I have a fancy technical sounding name for this resistance. I call it “personal inertia”. It’s the tendency for my body and mind to resist writing or doing the dishes or whatever. Personal inertia can be overcome but it takes work to do it. Just as you would overcome a rock’s inertia, you must come against personal inertia with a push. The act of writing is the push.

Otherwise, you run the very real risk of losing momentum.

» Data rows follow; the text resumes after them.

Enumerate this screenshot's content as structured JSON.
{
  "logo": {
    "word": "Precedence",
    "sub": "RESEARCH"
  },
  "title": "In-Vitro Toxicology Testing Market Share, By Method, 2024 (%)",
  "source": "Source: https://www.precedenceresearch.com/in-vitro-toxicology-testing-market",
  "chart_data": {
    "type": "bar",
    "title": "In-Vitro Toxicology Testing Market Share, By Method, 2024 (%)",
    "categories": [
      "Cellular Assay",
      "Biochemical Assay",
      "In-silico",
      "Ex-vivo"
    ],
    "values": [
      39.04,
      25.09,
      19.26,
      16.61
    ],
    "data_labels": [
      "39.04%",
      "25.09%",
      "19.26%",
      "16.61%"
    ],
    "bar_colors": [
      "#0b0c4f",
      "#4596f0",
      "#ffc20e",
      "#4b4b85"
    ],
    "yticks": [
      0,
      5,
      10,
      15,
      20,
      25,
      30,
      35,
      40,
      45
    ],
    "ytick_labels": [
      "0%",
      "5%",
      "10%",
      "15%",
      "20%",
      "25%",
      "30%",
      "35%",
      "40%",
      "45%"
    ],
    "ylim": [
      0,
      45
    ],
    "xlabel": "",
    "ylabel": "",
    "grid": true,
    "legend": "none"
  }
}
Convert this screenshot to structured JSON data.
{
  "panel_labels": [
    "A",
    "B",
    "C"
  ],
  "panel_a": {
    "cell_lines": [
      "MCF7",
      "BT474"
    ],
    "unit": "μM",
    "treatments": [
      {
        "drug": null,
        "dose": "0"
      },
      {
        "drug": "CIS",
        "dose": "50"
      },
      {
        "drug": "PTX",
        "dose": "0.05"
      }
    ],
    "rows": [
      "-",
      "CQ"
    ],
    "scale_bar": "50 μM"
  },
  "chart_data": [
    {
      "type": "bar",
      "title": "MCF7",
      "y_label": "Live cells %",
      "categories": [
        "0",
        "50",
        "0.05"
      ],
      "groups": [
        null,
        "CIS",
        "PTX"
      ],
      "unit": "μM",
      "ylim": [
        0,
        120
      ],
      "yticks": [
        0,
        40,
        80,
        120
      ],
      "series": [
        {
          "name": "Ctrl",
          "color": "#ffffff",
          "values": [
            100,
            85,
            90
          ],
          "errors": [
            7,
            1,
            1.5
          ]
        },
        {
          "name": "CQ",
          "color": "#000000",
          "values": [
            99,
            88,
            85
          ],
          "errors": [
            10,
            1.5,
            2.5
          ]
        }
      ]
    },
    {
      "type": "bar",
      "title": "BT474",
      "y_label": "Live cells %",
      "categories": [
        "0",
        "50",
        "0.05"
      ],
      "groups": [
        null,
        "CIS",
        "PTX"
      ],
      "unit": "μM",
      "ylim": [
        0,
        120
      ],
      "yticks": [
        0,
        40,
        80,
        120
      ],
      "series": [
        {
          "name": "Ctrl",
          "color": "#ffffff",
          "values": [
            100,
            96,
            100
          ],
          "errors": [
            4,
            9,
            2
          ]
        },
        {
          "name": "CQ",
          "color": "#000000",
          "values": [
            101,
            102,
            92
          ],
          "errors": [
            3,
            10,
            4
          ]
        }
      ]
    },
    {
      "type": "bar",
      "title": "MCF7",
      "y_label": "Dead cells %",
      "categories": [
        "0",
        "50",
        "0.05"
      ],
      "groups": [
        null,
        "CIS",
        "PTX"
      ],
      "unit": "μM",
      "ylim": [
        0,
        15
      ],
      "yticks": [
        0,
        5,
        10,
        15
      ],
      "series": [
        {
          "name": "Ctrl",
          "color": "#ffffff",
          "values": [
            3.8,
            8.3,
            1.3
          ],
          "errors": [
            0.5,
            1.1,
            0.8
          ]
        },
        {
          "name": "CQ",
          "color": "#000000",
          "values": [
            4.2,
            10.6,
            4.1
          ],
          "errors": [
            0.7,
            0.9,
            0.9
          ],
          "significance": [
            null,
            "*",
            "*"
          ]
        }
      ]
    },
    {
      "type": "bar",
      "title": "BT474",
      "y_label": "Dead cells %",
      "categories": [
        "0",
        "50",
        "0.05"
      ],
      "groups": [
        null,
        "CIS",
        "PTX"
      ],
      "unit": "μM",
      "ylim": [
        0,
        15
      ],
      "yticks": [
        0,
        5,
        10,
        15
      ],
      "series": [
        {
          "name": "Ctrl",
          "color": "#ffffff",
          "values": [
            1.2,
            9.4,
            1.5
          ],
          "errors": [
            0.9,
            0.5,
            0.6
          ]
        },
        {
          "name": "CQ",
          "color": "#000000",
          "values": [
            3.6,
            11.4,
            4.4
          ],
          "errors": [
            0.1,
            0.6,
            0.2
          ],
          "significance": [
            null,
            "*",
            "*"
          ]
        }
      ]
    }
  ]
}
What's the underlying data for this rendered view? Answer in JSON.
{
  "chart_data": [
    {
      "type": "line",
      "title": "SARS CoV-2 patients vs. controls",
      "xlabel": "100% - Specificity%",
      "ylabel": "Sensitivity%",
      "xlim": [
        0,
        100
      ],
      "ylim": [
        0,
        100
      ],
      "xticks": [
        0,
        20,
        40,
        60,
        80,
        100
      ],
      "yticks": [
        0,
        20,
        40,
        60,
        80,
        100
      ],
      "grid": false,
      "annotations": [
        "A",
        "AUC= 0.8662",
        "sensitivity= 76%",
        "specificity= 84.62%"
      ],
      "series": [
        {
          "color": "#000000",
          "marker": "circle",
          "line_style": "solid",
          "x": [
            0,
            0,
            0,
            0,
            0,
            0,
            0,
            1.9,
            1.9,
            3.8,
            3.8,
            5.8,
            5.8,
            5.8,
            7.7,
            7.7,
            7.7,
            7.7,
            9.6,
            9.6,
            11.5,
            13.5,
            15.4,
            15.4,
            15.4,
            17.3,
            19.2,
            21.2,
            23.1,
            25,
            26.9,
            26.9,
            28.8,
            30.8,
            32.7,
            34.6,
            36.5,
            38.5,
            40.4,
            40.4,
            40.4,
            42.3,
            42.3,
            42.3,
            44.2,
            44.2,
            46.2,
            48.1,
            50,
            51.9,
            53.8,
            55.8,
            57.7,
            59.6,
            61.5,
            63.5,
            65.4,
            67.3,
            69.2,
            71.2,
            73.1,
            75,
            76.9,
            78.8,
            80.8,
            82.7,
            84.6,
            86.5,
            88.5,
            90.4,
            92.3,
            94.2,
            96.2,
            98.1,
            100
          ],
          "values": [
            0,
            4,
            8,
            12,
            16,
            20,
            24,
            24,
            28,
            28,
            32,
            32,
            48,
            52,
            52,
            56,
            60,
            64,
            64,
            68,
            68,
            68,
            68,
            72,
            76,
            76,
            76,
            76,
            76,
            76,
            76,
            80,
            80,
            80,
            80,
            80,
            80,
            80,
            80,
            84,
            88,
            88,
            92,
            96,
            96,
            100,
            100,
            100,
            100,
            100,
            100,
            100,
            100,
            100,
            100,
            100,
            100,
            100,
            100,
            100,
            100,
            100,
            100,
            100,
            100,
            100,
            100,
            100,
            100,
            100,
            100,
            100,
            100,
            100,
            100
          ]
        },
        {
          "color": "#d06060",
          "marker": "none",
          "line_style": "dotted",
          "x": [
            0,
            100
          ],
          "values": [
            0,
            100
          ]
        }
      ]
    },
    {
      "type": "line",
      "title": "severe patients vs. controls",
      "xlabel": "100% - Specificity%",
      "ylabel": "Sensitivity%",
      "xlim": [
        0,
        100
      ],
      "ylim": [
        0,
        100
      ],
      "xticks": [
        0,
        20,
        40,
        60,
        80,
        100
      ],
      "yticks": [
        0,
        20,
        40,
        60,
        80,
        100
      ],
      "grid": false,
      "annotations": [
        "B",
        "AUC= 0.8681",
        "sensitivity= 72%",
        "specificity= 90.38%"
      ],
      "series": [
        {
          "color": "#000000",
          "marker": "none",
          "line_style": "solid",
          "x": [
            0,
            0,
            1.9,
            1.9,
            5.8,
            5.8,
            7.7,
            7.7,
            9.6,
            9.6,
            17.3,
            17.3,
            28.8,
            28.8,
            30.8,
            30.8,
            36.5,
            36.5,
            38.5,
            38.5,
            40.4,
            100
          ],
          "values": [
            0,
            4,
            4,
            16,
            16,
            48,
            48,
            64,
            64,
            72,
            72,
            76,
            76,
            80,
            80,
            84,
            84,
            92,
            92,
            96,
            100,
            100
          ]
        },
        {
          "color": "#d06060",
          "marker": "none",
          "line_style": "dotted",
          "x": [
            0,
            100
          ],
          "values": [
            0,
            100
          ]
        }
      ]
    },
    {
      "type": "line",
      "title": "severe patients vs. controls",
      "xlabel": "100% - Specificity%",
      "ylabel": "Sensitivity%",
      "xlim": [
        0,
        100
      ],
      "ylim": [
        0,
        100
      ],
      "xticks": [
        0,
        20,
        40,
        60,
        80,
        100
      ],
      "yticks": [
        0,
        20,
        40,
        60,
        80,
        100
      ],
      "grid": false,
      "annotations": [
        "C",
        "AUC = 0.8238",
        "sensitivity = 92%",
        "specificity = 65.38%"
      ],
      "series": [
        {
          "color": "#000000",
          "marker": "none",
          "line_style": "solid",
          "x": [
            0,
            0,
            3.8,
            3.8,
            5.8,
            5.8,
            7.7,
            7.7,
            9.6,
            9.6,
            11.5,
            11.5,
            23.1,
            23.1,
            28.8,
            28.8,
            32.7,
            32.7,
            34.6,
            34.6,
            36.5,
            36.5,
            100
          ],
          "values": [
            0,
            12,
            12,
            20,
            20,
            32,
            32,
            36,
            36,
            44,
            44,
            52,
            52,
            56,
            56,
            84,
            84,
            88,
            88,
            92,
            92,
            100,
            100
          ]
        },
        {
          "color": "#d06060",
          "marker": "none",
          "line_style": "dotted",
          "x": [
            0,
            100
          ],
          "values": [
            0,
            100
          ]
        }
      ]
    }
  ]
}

So, do the illogical: write, even when you’re discouraged. Especially when you’re discouraged. Use discouragement as a trigger to move into action. Do not allow yourself to use this negative emotional response as an excuse to skip a day of writing. If you skip one day, you might be in jeopardy of skipping more days and before you know it, you’ve lost momentum and you’ve convinced yourself that there is no use in finishing at all. When you’re discouraged with your writing, the last thing you want to do is write. I totally get that. But you must do it. Write 100 words, if that’s all you can muster. At least you’re writing.

In time, you’ll move beyond this challenging spot and you’ll be a stronger writer. James Scott Bell talks about using negative feelings as a trigger to write in his workshops and videos. He says that addressing the struggle head on should be our goal as writers. 

The more you push (that is, write), the better off you’ll be. Happy writing.


Linda Leigh Hargrove has been writing stories since high school. She’s an engineer, a multi-published fiction author, a mother of three boys, and a wife of more than 25 years. Linda is a North Carolina native and tinkers on 3D printers and web coding in her free time. Her life motto, “She is no fool who gives what she cannot keep to gain what she cannot lose”, governs
every writing decision. Find out more about her work at


  1. Sandra I love Linda’s post today on Seriously Write. Now that she has given my problem a name it helps to confront it. I battle “Personal Inertia” and suspect I’m not alone. The thing I know I need to do I choose not to do. This applies to a few other things in my life as well.

    1. I'm so glad Linda's words spoke to you today, Daphne.

      I think we all suffer from "Personal Inertia" at times, so no, you're not alone. But I do like her suggestion to keep writing on those days or during those months when we're discouraged or don't feel like it. Whether or not we use them in a final product, even a couple hundred words could help to get us over that hump.

    2. Hi, Daphne. Thanks for your comment. I'm glad my post helped you. I pray God blesses you with the push you need in all areas of your life.